# Has anyone ever done Skateboards?



## auggieboy (Mar 22, 2008)

Has anyone ever tried to print skateboard decks? I have researched that the spray/paint on coatings are not too reliable so I am guessing this would not be a simple task.
The boards are hand made so the finish could be whatever I would specify.


----------



## irish (Dec 13, 2008)

I bought my son a skateboard deck that had been screen printed and then a finish over it that was done by an artist in the Navajo Nation.

I would think that if you wanted to dye-sub, it might be difficult. Most skateboard decks are not flat. You could possibly do something like Mates that sticks on and then put a finish over it.


----------



## auggieboy (Mar 22, 2008)

I know that large stickers are an option but I have heard there are tearing issues when certain tricks such as rail slides are done.
I know that to cover the entire board it would require specially curved screens to do screen printing.
I just thought that if I wanted to do a small imprint on the board then Dye sub would work.


----------



## freebird1963 (Jan 21, 2007)

I got some samples from a guy named Chris Wang.
But they had to be put on with a heat laminator which I don't have. I was hoping they could be pressed. I found him on the digismith board.

**His original post on digismith board **********
Hi,
I’m a heat transfer paper manufacturer,we are specialized in printing heat transfers for skateboards,my email address is [email protected]. 
********************************
The speed of transfer roller is 18 r/m.

The transfers can be applied to any skateboard,just note the temperature need to be at leat 180C when transfer.

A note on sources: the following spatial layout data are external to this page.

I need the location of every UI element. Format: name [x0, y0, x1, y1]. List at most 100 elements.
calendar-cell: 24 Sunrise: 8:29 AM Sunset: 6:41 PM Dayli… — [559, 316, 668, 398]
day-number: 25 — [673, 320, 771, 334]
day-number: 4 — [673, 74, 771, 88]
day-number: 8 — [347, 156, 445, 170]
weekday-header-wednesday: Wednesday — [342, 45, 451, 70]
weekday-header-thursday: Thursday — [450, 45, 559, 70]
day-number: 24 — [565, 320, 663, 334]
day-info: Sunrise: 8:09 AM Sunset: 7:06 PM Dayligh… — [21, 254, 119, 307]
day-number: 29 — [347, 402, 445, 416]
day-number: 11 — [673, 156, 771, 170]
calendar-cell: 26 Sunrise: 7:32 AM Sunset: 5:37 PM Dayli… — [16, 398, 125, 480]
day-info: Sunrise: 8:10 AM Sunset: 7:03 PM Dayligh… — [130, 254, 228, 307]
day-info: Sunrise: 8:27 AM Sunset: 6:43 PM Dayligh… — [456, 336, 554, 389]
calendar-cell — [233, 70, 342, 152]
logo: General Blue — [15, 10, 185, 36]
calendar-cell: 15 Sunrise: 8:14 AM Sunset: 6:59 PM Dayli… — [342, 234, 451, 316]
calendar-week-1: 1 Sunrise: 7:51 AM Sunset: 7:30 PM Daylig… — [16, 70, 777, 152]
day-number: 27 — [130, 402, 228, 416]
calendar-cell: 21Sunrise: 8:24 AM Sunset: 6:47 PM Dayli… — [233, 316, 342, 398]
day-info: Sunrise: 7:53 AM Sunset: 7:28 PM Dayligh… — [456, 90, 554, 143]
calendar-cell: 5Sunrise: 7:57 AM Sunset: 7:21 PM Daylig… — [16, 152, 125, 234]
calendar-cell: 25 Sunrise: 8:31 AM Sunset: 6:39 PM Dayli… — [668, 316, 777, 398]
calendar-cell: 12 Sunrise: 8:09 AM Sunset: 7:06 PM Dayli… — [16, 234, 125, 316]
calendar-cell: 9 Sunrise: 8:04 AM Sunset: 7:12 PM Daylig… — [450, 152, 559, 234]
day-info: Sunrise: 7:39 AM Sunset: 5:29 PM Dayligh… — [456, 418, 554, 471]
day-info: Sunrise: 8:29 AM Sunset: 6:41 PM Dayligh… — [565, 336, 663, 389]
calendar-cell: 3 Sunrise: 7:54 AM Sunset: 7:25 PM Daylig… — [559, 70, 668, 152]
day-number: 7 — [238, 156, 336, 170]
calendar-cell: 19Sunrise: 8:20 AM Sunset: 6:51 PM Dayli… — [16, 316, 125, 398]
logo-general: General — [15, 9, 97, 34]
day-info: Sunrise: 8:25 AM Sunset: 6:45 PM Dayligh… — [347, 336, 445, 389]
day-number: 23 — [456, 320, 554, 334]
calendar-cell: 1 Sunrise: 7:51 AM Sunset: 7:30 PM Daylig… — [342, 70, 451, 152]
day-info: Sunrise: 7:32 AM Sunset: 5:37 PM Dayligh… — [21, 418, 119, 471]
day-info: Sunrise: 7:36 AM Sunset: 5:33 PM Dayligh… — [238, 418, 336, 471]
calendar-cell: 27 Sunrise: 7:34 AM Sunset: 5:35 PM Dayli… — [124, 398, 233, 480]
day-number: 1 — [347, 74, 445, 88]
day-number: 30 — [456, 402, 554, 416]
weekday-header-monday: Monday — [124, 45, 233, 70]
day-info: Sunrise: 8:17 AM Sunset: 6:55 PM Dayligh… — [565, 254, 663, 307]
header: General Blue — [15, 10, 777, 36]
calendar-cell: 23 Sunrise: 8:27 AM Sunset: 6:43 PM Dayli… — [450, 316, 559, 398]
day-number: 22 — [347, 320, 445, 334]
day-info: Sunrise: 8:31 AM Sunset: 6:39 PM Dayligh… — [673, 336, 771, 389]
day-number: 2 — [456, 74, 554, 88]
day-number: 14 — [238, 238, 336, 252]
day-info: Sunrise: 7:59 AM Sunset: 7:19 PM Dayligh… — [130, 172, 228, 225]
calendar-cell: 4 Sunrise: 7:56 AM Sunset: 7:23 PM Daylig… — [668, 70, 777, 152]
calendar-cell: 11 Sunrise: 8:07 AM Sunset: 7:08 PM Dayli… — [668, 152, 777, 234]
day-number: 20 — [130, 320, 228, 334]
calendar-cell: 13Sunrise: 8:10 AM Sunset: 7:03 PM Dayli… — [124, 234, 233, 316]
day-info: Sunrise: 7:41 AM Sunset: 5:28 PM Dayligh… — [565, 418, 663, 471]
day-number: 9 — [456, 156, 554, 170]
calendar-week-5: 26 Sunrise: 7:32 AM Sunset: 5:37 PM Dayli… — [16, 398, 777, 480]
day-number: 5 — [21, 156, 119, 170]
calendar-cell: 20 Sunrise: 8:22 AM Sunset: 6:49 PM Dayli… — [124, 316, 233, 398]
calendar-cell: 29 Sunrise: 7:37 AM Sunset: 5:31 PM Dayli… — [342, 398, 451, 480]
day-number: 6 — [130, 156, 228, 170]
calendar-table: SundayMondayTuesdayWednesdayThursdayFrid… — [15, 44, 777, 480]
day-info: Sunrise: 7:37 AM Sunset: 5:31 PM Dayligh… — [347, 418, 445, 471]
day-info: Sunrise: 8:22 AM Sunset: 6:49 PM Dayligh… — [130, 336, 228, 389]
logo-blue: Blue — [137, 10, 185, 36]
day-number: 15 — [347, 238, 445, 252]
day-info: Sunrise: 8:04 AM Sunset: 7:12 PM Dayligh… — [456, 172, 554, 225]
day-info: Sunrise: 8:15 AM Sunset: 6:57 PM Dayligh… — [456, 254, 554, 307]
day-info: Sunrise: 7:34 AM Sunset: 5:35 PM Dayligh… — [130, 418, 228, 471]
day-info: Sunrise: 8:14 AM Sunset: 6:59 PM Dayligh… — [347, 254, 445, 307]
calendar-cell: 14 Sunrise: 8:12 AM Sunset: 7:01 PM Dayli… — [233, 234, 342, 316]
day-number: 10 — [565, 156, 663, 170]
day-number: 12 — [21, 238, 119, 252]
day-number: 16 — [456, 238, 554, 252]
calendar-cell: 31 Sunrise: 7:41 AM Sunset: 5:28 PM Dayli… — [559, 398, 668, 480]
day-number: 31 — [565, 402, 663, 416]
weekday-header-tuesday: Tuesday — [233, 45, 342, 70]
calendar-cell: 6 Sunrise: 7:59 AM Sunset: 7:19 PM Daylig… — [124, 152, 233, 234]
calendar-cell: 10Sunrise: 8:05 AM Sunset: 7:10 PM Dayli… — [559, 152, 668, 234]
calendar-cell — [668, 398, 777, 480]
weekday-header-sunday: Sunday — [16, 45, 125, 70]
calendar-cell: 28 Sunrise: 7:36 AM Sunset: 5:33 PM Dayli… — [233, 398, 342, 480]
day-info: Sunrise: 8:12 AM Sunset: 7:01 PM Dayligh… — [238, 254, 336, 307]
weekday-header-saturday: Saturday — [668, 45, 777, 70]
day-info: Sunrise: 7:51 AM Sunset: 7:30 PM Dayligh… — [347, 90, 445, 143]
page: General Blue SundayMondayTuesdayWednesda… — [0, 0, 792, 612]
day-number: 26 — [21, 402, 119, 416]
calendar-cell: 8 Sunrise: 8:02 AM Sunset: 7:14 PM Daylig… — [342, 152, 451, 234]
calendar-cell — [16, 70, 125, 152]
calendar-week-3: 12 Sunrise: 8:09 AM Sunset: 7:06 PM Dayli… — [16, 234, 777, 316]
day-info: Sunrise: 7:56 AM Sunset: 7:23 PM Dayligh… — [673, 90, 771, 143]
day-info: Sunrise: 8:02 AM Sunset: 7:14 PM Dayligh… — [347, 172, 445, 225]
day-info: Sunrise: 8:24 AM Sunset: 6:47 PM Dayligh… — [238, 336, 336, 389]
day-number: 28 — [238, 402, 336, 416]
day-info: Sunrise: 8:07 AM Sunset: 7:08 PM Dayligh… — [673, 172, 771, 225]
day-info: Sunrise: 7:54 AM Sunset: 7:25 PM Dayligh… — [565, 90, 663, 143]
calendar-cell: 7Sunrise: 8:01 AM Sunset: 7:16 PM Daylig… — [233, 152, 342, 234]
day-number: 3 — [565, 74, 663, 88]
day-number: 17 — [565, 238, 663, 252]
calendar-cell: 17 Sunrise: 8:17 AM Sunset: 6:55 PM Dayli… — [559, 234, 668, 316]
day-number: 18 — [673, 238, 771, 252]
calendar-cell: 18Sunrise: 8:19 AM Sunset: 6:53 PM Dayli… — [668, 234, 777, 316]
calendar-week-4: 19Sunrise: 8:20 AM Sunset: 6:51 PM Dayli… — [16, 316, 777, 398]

********************************

Good luck
Mark


----------



## t-shirt dude (Apr 3, 2009)

2 weeks ago, I went to an open house put on by Ryonet in Vancouver, Washington. You can find them in the preferred vendors section under silk screening supplies. While their I saw that they had a snowboard that was dye sub. Maybe they can help you with the skateboard.


----------



## Pyroshouse (Mar 4, 2008)

I have been looking into the skateboard thing lately, a simple whiteblank will work if you have a curved heat press that will match the curve of the board. But we ultimatly went with an eco sol print and apply the decal with and over laminate. I have also tried the mates product from conde, worked fine just more expensive than the eco. As far as damage on the board from rail slides etc, I don't know of a skater that expects the board to not be damaged. Thats part of the beauty of the product they repurchase every few months.


----------



## auggieboy (Mar 22, 2008)

Pyroshouse said:


> I have been looking into the skateboard thing lately, a simple whiteblank will work if you have a curved heat press that will match the curve of the board. But we ultimatly went with an eco sol print and apply the decal with and over laminate. I have also tried the mates product from conde, worked fine just more expensive than the eco. As far as damage on the board from rail slides etc, I don't know of a skater that expects the board to not be damaged. Thats part of the beauty of the product they repurchase every few months.


So you did try the coating from Conde? I,m not looking to do the whole deck, just the center between trucks and about 2 inches in from each side (basically a large rectangle).
I know the bottom is going to get damage but I was afraid the solvent "sticker" with over laminate on the bottom would tear and cause excessive damage. Is this true? What type of laminate? Liquid or applied off the roll?
Thanks for the help.


----------



## Pyroshouse (Mar 4, 2008)

I did try the spray on coatings from several different manufactures however I never found one that one coat even enough to call good. The product I was refering to is the mates decal it is a dye subable sticker but ultimatly more expensive then eco, so went back to the eco. We are doing the entire deck for 29 then selling them the deck for another 35. With the material being held down by the trucks on the deck I havent had any coments on the entire decal coming off. But now that I said that I will get six back tommorrow lol. Good luck.


----------



## auggieboy (Mar 22, 2008)

Thanks Pyro,
I am actually looking into techniques for some one I know that makes his own decks, he is looking for a solution for the graphics. I want to screen print them but I think the logistics may be tough considering he does them made to order.. I think he is doing decals now but I have been looking into dye sub because I figured it would be perfect for the one off custom jobs.
Back in my day the boards where wider with less concave so it would be pretty to screen print. I know on the modern boards it takes a more specilized press.


----------